Let’s say hypothetically (and I may still do this if I can bothered), I build a webpage and put it on the internet. The page contains random words, and has a single link on it to another page. When that link is clicked, “page 2” loads with another random assortment of words. “Page 2” will also contain a single link to “page 3”, which, if clicked, will show another page with a random assortment of words. This cycle would repeat itself “theoretically” forever.

I would code the pages to load dynamically - I wouldn’t need to actually sit there and create a gazillion pages. The whole thing would be dynamic, and each page would be a different absolute URL.

How long before the Google Crawler says “screw this”?

Google’s crawler seems pretty smart about indexing dynamic pages. Also about detecting useless content. If the content was just random words, it’s very likely that nothing would even get indexed.

I ran a site with a large database of geographic points of interest with dynamically generated pages and Google seemed to index it inconsistently. I surmised that there is likely a limit on how many pages it will index.

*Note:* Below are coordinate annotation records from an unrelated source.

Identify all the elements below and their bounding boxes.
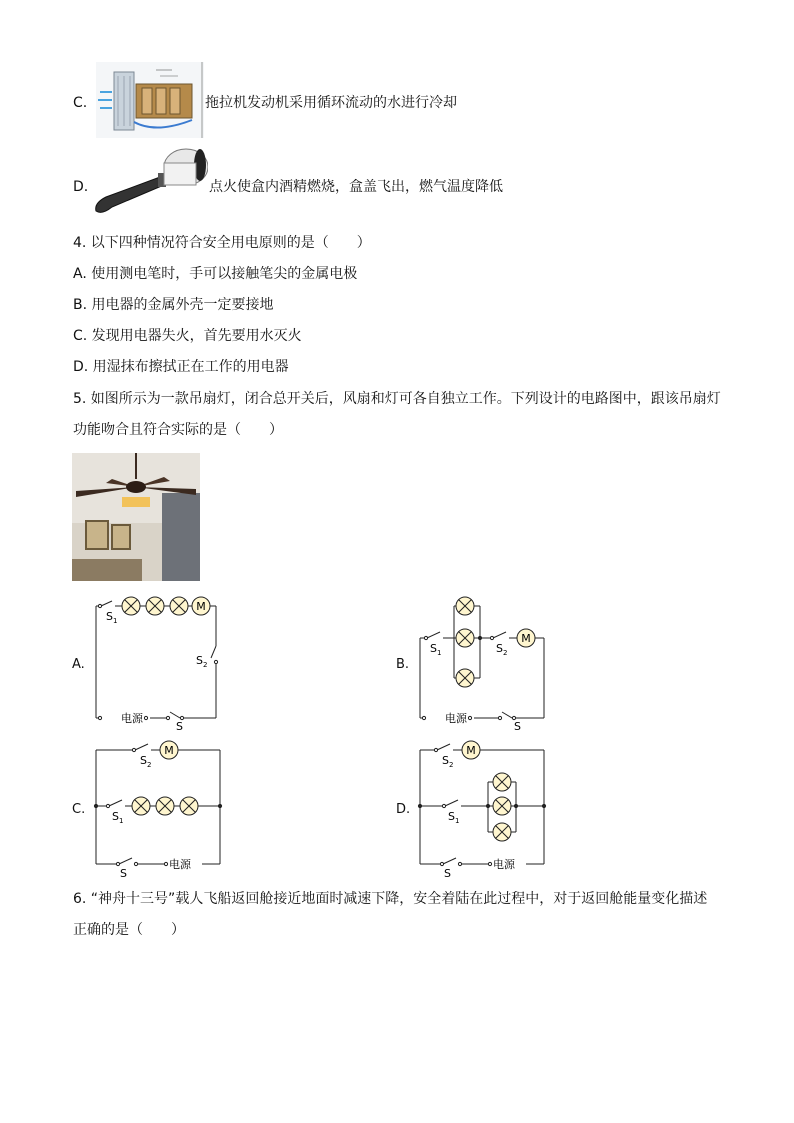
circuit-d-s1-sub: 1 [455, 817, 460, 825]
option-c-letter: C. [73, 95, 88, 111]
circuit-d-power: 电源 [493, 858, 515, 871]
circuit-a-s1-sub: 1 [113, 617, 118, 625]
q4-option-d: D. 用湿抹布擦拭正在工作的用电器 [73, 359, 289, 375]
circuit-c-s2: S [140, 754, 147, 767]
circuit-d-s1: S [448, 810, 455, 823]
circuit-d-motor: M [466, 744, 476, 757]
circuit-b-s2-sub: 2 [503, 649, 508, 657]
q6-stem-line1: 6. “神舟十三号”载人飞船返回舱接近地面时减速下降，安全着陆在此过程中，对于返回舱能量变化描述 [73, 891, 708, 907]
circuit-b-s1: S [430, 642, 437, 655]
circuit-c-diagram [90, 738, 226, 878]
alcohol-ignition-image [90, 145, 208, 221]
engine-cooling-image [96, 62, 204, 138]
circuit-a-s2-sub: 2 [203, 661, 208, 669]
circuit-a-s: S [176, 720, 183, 733]
circuit-a-power: 电源 [121, 712, 143, 725]
q6-stem-line2: 正确的是（ ） [73, 922, 185, 938]
q5-stem-line2: 功能吻合且符合实际的是（ ） [73, 422, 283, 438]
circuit-d-s2: S [442, 754, 449, 767]
circuit-a-label: A. [72, 657, 85, 672]
circuit-b-s1-sub: 1 [437, 649, 442, 657]
q5-stem-line1: 5. 如图所示为一款吊扇灯，闭合总开关后，风扇和灯可各自独立工作。下列设计的电路图中，跟该吊扇灯 [73, 391, 721, 407]
circuit-b-power: 电源 [445, 712, 467, 725]
q4-stem: 4. 以下四种情况符合安全用电原则的是（ ） [73, 235, 371, 251]
circuit-d-s2-sub: 2 [449, 761, 454, 769]
ceiling-fan-photo [72, 453, 200, 581]
circuit-b-s2: S [496, 642, 503, 655]
q4-option-c: C. 发现用电器失火，首先要用水灭火 [73, 328, 302, 344]
circuit-a-motor: M [196, 600, 206, 613]
circuit-d-label: D. [396, 802, 411, 817]
circuit-a-s1: S [106, 610, 113, 623]
circuit-c-label: C. [72, 802, 86, 817]
circuit-d-s: S [444, 867, 451, 878]
option-c-text: 拖拉机发动机采用循环流动的水进行冷却 [205, 95, 457, 111]
circuit-c-motor: M [164, 744, 174, 757]
circuit-d-diagram [414, 738, 550, 878]
circuit-c-s1: S [112, 810, 119, 823]
option-d-text: 点火使盒内酒精燃烧，盒盖飞出，燃气温度降低 [209, 179, 503, 195]
q4-option-b: B. 用电器的金属外壳一定要接地 [73, 297, 274, 313]
circuit-a-diagram [90, 594, 226, 734]
circuit-c-s2-sub: 2 [147, 761, 152, 769]
circuit-b-diagram [414, 594, 550, 734]
option-d-letter: D. [73, 179, 89, 195]
circuit-c-s1-sub: 1 [119, 817, 124, 825]
circuit-c-s: S [120, 867, 127, 878]
circuit-b-motor: M [521, 632, 531, 645]
circuit-a-s2: S [196, 654, 203, 667]
circuit-b-label: B. [396, 657, 410, 672]
circuit-c-power: 电源 [169, 858, 191, 871]
circuit-b-s: S [514, 720, 521, 733]
q4-option-a: A. 使用测电笔时，手可以接触笔尖的金属电极 [73, 266, 358, 282]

If you want to invoke the correct behavior on a large dataset, you use Google’s site map tool and submit an xml file that contains all the URLs in your site. This seems to work much better than expecting the crawler to follow links forever.

Thanks for the answer.

Yes I’ve seen limits too. Google could get over 700,000 unique URLs from one site I administer, but doesn’t.

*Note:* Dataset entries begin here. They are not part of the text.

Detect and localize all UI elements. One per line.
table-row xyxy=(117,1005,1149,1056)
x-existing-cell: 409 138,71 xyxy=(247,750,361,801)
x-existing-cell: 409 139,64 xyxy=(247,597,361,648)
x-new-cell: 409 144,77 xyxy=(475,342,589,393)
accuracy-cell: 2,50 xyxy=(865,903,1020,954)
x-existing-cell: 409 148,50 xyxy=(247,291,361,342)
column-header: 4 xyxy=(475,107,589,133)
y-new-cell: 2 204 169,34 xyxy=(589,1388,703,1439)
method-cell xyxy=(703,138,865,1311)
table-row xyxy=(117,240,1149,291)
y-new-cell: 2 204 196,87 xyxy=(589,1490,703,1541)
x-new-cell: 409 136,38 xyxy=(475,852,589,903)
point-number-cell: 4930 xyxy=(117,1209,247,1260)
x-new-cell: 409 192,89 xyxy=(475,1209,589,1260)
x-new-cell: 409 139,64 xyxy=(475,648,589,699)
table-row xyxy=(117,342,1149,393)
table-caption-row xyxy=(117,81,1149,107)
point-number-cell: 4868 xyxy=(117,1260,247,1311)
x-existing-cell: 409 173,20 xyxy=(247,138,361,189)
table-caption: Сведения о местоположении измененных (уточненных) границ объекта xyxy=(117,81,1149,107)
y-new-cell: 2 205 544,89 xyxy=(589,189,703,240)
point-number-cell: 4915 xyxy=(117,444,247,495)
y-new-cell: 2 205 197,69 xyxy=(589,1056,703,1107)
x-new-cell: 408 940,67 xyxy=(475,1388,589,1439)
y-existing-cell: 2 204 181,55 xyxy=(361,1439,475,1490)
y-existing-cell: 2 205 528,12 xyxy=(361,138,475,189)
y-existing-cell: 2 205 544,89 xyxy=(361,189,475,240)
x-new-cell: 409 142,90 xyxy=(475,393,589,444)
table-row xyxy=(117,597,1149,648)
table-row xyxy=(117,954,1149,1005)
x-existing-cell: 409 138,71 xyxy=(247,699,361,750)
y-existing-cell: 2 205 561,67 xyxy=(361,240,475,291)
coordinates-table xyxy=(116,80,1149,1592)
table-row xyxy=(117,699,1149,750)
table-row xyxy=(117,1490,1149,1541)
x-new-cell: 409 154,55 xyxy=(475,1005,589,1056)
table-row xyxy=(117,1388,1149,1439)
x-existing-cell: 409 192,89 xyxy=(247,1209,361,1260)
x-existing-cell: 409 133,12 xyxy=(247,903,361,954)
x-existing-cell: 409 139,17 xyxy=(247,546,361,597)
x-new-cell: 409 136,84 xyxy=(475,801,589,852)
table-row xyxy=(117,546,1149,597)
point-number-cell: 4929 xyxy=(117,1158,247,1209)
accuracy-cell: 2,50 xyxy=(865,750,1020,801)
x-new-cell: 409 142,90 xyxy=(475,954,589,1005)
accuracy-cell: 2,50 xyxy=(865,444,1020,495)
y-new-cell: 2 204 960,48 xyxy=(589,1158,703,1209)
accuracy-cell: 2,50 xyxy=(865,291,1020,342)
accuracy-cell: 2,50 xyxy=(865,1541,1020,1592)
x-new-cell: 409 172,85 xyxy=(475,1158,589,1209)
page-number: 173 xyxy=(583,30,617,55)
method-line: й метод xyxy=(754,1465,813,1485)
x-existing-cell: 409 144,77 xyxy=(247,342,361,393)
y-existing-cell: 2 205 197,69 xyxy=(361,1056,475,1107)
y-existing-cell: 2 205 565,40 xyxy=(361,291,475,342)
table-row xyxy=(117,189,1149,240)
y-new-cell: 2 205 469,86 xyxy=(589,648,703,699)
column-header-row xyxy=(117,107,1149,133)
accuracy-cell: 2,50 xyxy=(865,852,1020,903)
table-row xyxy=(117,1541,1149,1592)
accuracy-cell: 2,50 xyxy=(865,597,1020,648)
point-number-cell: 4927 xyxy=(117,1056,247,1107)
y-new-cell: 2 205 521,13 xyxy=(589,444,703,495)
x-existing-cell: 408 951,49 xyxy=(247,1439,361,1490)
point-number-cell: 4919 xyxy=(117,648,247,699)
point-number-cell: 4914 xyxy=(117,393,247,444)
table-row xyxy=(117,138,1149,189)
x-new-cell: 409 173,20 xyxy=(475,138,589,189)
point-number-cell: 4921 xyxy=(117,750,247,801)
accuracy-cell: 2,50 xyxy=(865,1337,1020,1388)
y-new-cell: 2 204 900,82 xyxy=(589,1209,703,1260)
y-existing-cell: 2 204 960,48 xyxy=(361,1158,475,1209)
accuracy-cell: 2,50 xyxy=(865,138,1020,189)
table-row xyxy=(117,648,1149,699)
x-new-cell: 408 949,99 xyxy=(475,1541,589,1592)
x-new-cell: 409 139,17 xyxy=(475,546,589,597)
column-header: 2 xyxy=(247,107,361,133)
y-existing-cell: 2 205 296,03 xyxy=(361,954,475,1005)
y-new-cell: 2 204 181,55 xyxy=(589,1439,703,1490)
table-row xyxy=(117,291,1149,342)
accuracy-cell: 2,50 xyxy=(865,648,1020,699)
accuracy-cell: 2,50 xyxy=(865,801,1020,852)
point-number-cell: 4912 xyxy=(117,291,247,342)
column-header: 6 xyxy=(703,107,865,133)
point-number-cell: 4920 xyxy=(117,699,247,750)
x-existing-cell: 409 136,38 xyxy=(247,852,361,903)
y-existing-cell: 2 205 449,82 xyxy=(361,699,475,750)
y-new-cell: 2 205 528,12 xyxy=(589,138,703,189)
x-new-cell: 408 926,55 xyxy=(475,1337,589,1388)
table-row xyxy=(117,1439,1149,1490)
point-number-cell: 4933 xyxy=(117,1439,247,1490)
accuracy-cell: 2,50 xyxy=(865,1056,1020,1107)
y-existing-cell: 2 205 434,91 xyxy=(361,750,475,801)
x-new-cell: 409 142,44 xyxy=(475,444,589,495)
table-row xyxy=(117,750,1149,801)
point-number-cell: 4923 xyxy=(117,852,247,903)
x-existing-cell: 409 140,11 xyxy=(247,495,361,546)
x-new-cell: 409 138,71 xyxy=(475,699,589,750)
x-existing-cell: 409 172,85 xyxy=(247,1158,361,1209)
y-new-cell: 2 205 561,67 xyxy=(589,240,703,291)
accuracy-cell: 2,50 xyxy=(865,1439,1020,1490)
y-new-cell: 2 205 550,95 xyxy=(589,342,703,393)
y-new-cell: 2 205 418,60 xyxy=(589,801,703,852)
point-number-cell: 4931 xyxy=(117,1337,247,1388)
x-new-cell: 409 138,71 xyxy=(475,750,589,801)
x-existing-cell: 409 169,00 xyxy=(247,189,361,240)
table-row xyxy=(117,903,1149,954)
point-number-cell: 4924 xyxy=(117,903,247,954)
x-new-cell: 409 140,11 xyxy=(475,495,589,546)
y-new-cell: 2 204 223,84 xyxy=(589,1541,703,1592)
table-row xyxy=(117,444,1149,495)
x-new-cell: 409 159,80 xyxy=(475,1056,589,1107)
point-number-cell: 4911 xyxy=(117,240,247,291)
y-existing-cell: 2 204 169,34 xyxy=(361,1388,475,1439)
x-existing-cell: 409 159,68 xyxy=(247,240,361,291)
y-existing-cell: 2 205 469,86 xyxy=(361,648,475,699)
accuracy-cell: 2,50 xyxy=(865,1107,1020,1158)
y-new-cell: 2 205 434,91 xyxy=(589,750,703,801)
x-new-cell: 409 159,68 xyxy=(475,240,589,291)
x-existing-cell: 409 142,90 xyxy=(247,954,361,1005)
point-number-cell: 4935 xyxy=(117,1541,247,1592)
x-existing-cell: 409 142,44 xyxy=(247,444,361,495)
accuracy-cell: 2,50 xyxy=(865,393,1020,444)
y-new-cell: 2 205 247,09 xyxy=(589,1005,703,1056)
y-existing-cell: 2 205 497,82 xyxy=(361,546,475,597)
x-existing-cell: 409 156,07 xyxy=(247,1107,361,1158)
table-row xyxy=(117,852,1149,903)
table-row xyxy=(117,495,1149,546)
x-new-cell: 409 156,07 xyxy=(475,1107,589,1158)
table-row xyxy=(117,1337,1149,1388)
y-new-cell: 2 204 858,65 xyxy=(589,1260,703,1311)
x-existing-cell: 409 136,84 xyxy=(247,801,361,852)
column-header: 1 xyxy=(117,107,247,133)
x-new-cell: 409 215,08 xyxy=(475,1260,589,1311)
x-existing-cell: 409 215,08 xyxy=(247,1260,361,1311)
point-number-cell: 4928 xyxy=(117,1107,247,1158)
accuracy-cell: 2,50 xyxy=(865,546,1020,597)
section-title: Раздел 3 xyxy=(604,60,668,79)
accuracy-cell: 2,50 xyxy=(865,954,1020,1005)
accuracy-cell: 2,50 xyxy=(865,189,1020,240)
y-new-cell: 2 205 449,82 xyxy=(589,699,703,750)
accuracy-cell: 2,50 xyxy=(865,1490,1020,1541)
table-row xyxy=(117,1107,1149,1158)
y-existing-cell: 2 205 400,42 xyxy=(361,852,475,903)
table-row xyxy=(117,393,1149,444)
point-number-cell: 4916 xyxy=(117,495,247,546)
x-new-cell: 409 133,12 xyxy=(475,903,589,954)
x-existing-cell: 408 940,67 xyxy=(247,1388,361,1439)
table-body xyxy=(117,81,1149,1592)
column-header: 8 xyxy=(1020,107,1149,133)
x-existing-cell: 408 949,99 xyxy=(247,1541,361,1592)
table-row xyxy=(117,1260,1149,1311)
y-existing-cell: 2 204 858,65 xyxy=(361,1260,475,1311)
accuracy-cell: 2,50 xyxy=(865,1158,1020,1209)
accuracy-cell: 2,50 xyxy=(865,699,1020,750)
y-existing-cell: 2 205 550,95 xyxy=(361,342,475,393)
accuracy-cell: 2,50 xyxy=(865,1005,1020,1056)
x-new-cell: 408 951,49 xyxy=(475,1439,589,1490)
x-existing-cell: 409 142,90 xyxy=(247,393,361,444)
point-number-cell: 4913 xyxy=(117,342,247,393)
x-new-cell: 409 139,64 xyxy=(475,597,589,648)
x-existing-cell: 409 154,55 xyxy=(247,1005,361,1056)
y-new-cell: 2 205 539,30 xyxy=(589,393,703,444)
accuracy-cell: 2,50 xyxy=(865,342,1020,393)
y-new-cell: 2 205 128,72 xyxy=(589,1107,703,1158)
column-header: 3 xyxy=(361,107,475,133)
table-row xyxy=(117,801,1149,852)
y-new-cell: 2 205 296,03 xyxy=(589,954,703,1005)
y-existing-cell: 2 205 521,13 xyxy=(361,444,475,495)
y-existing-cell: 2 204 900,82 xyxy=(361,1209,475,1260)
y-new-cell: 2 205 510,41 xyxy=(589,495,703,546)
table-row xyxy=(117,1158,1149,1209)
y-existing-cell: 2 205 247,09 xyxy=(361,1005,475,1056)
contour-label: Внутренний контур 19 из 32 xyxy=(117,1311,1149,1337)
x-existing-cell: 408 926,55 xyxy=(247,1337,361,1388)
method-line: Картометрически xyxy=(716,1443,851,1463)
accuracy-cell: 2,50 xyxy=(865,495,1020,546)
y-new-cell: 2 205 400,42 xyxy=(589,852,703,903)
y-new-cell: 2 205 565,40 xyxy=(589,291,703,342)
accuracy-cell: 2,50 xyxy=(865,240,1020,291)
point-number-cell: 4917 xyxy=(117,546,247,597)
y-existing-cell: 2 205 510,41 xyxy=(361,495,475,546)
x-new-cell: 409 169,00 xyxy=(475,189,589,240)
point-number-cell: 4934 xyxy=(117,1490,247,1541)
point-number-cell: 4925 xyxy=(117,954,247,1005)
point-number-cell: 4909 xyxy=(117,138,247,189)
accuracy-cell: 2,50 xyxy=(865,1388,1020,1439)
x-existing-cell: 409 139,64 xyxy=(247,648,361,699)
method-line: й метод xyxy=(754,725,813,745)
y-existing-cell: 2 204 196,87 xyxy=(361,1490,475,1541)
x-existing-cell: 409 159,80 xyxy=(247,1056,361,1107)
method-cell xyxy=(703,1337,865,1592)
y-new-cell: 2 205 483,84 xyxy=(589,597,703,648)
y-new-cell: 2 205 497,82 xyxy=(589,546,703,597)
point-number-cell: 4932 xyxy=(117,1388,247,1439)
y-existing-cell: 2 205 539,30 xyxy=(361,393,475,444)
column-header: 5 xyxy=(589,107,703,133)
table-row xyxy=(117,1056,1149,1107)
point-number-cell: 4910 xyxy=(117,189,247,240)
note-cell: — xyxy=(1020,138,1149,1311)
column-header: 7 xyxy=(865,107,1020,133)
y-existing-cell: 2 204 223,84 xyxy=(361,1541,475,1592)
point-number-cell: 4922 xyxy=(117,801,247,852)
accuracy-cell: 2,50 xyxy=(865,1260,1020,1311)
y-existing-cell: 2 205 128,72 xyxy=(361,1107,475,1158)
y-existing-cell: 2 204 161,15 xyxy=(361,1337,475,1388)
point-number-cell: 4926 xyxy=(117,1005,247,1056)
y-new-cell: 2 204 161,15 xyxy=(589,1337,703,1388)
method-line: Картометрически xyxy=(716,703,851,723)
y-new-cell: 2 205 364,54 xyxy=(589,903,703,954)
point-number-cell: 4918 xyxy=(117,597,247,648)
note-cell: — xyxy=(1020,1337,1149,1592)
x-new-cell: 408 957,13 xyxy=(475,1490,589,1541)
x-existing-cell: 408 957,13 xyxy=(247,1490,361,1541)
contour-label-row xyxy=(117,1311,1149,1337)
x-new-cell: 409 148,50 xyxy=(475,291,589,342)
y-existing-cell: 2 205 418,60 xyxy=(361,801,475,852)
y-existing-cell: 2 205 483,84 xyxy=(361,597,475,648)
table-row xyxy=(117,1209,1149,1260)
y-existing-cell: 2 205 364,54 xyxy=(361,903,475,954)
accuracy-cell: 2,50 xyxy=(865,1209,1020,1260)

A huge part depends where it’s linking and who’s linking to you

If you have a link on page 100 and that link is from The New York Times or Time Magazine, it’s highly likely Google is gonna crawl deeper and work it’s way back and front.

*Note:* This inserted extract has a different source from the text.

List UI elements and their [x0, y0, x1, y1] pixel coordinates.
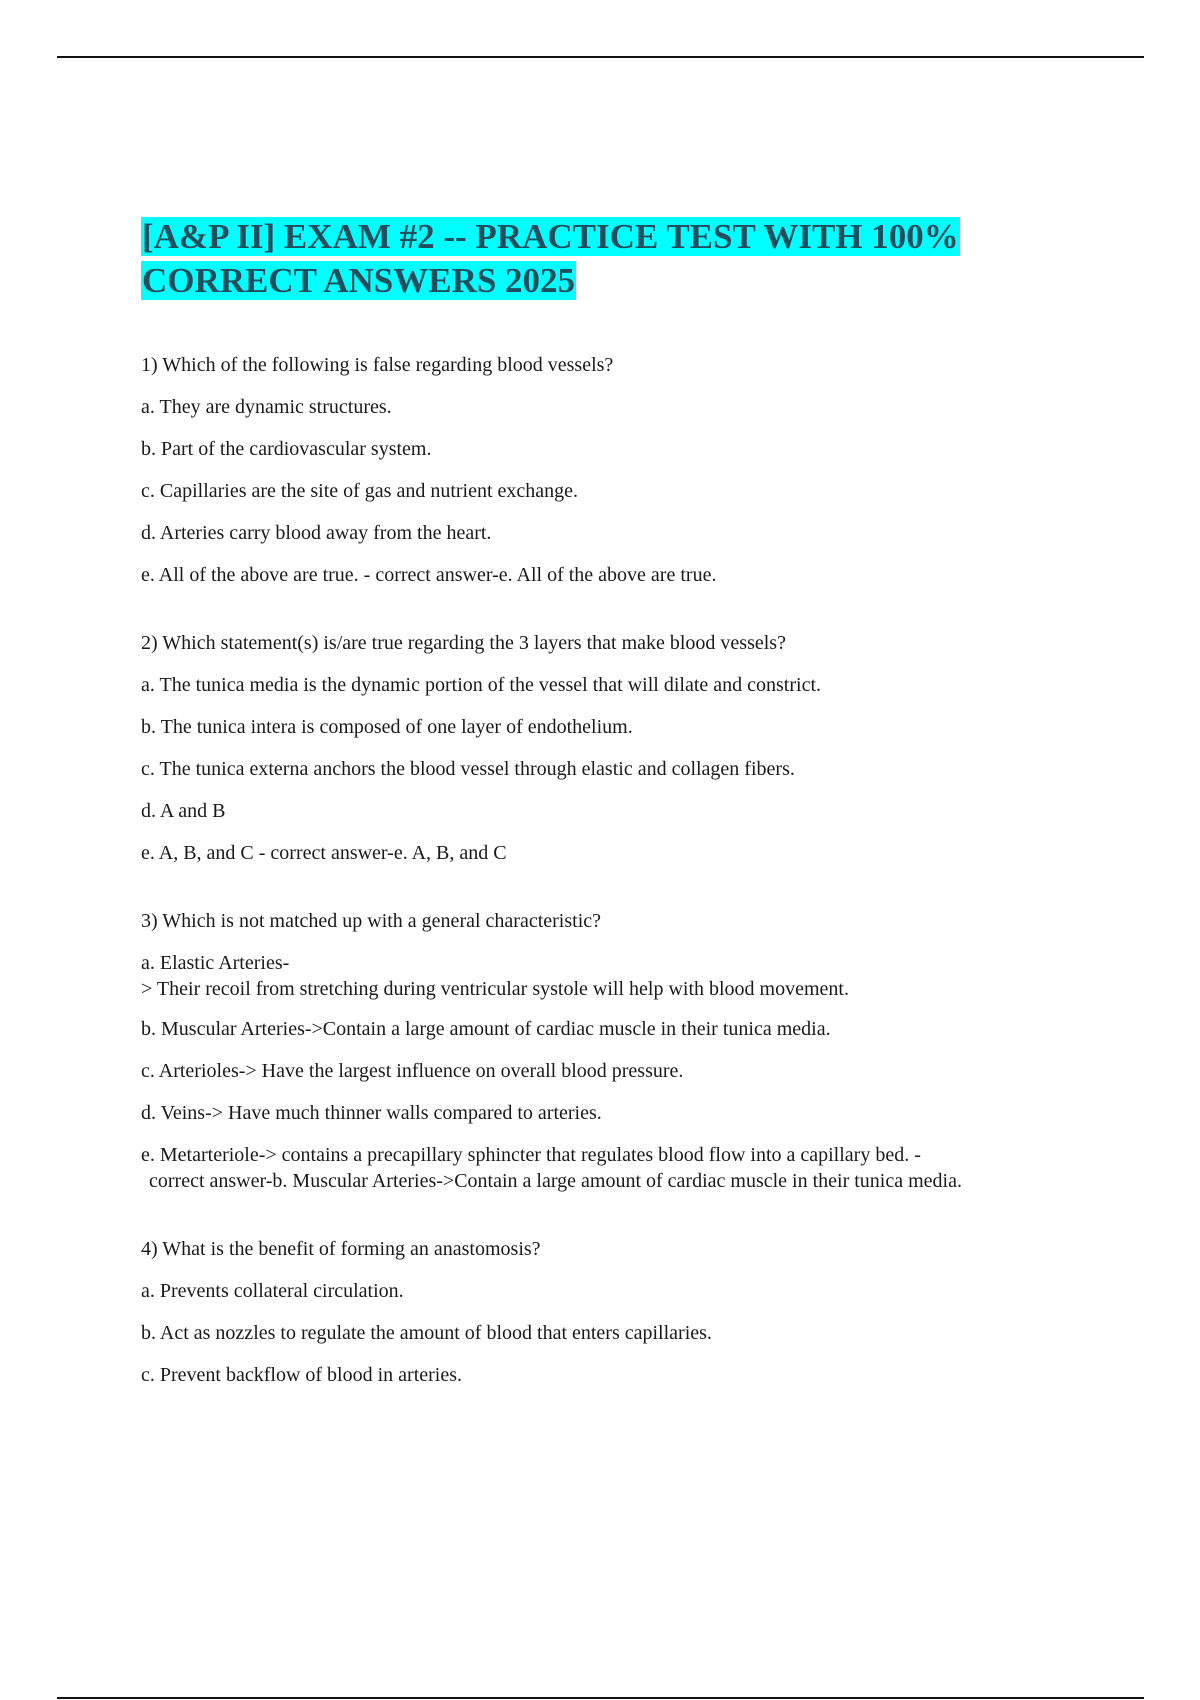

This is why it’s useful to have sites link directly deep into your site rather than just the home page.

It would be an interesting (and easy) experiment. So that it’s not “random content,” pull a bunch of books from Project Gutenberg. Set up a site that looks like it has static pages, but have each deliver one page (or, heck, one paragraph) from a book, with next & previous links at the bottom. You could swiftly create a site with many thousands of serially-linked pages.

No need to do the experiment. Bad guys try exactly that all the time, have done for years. I don’t know precisely what countermeasures Google use, but detecting duplicate content is certainly one of them. They’re generally pretty good at catching and de-indexing artificial sites like those described in this thread, particularly large ones.

Related: Official Google Webmaster Central Blog: To infinity and beyond? No!

I’d never really thought of this before, my site has about 42000 pages (all static html, no javascript linking and/or generated), most linking to many other pages. Google only sees about 8500 apparently.

Further thinking helps explain why Google chooses a certain page to show as the “hit” when a better page exists - it hasn’t bothered to index it.

The experiment I proposed didn’t have any duplicate content.

Very interesting and very to-the-point.